Dağlıca'daki bu kahpe saldırı saat 15'00'te yapıldığı halde "haberi olmayan", olmadığı içinde o şehit çocuğunu istismar ederek maça giden ve sanki saat 21.00'da olayı duymuşçasına stadı terk ederek,  Ankara'ya hareket eden Ahmet Davutoğlu. 

Ne diyor Sayın Cumhurbaşkanı ve sayın başbakan: " PKK Çözüm Süreci'ni, dağa taşa silah stoku kurmak için değerlendirmiş"..

Şimdi sormayalım mı yani?:  Siz neredeydiniz o zaman.. Bu ülkeyi başka bir hükümet mi yönetiyordu?.

Devam ediyor Sayın Başbakan:"O dağlar o teröristlerden temizlenecek.."

Doğru temizlenmesi lazım.

O zaman sormazlar mı?: O dağlar o teröristlerle kirlenirken, teröristlerin yatağı olurken siz neredeydiniz?.. Başka bir hükümet mi yönetiyordu bu ülkeyi?. O ağır silahlar, Doçka'lar o dağlara nasıl çıktı?.. Doğu, Güneydoğu'daki şehirlerimiz nasıl oldu da PKK'nın karargahı, silah deposu ve PKK Kantonu haline geldi?.
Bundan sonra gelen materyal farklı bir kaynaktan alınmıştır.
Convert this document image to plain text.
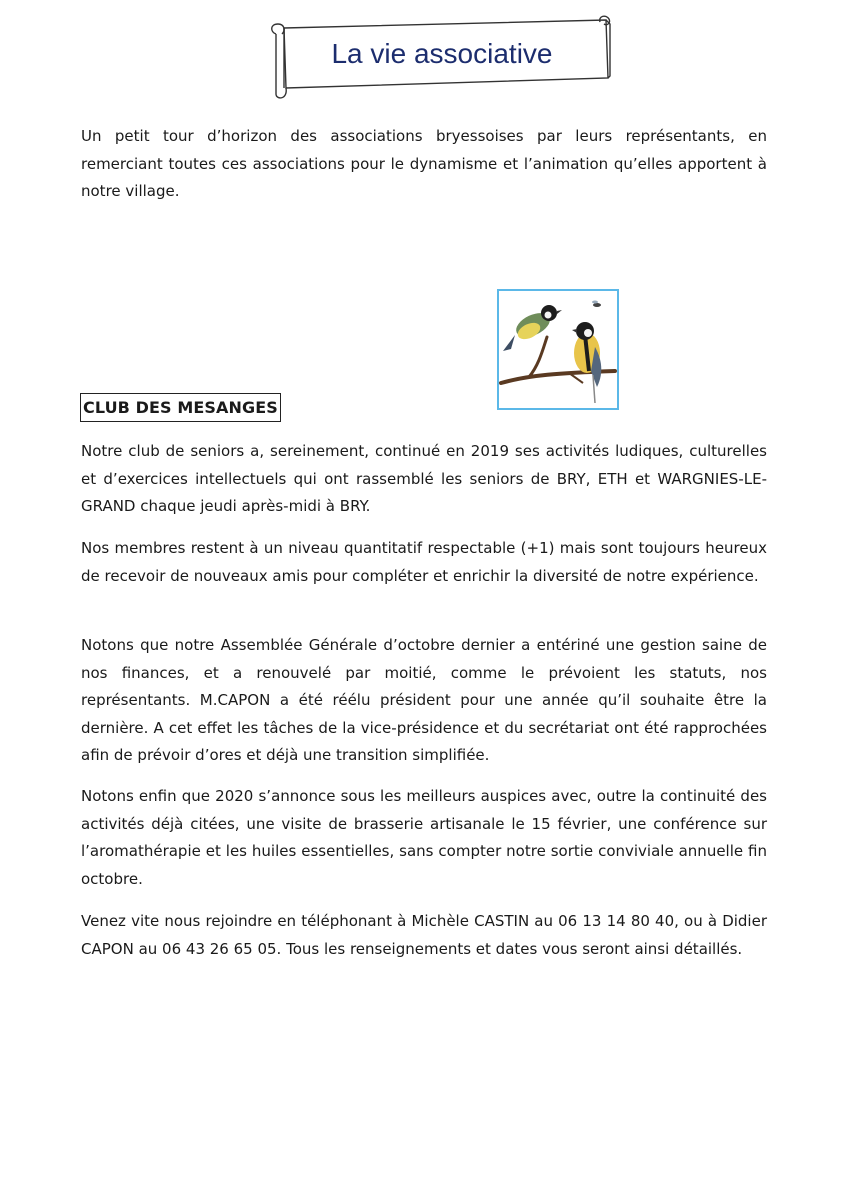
La vie associative

Un petit tour d’horizon des associations bryessoises par leurs représentants, en remerciant toutes ces associations pour le dynamisme et l’animation qu’elles apportent à notre village.

CLUB DES MESANGES

Notre club de seniors a, sereinement, continué en 2019 ses activités ludiques, culturelles et d’exercices intellectuels qui ont rassemblé les seniors de BRY, ETH et WARGNIES-LE-GRAND chaque jeudi après-midi à BRY.

Nos membres restent à un niveau quantitatif respectable (+1) mais sont toujours heureux de recevoir de nouveaux amis pour compléter et enrichir la diversité de notre expérience.

Notons que notre Assemblée Générale d’octobre dernier a entériné une gestion saine de nos finances, et a renouvelé par moitié, comme le prévoient les statuts, nos représentants. M.CAPON a été réélu président pour une année qu’il souhaite être la dernière. A cet effet les tâches de la vice-présidence et du secrétariat ont été rapprochées afin de prévoir d’ores et déjà une transition simplifiée.

Notons enfin que 2020 s’annonce sous les meilleurs auspices avec, outre la continuité des activités déjà citées, une visite de brasserie artisanale le 15 février, une conférence sur l’aromathérapie et les huiles essentielles, sans compter notre sortie conviviale annuelle fin octobre.

Venez vite nous rejoindre en téléphonant à Michèle CASTIN au 06 13 14 80 40, ou à Didier CAPON au 06 43 26 65 05. Tous les renseignements et dates vous seront ainsi détaillés.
"Canım ne yapalım kandırılmışız." diyebilirler, diyorlar da zaten.

Sıkıştıkça Önceki ortakları FETÖ tarafından, FETÖ'cü emniyet tarafından, FETÖ'cü hakimler tarafından, ABD tarafından, AB tarafından ve şimdiki ortakları PKK tarafından  kandırıldıklarını ileri süren bir yönetim ile idare ediliyoruz 15 yıldır.

Bir soru daha soralım o zaman:

Eee bu kadar çok kandırılacak kadar saftınızda neden bu ülkeyi yönetmeye talip oldunuz?.

Sevgili dostlar: 

7 Eylül 2015 tarihinde sürekli dinlediğim bir Özel Radyo, her on beş dakikada bir yayınına şöyle sözlerle devam etti: "6 Eylül 2015 sabahı her zamanki acı haberlerle uyandık, ama 6 Eylül 2015 akşamı çok çok acı ve içimizi yakan bir haber daha duyduk. Allah bir daha böyle acılar göstermesin, tüm Türkiye'nin başı sağ olsun. Yaşadığımız bu Şehitler acısı dolayısıyla yayınımızı ağırlaştırarak sürdürüyoruz."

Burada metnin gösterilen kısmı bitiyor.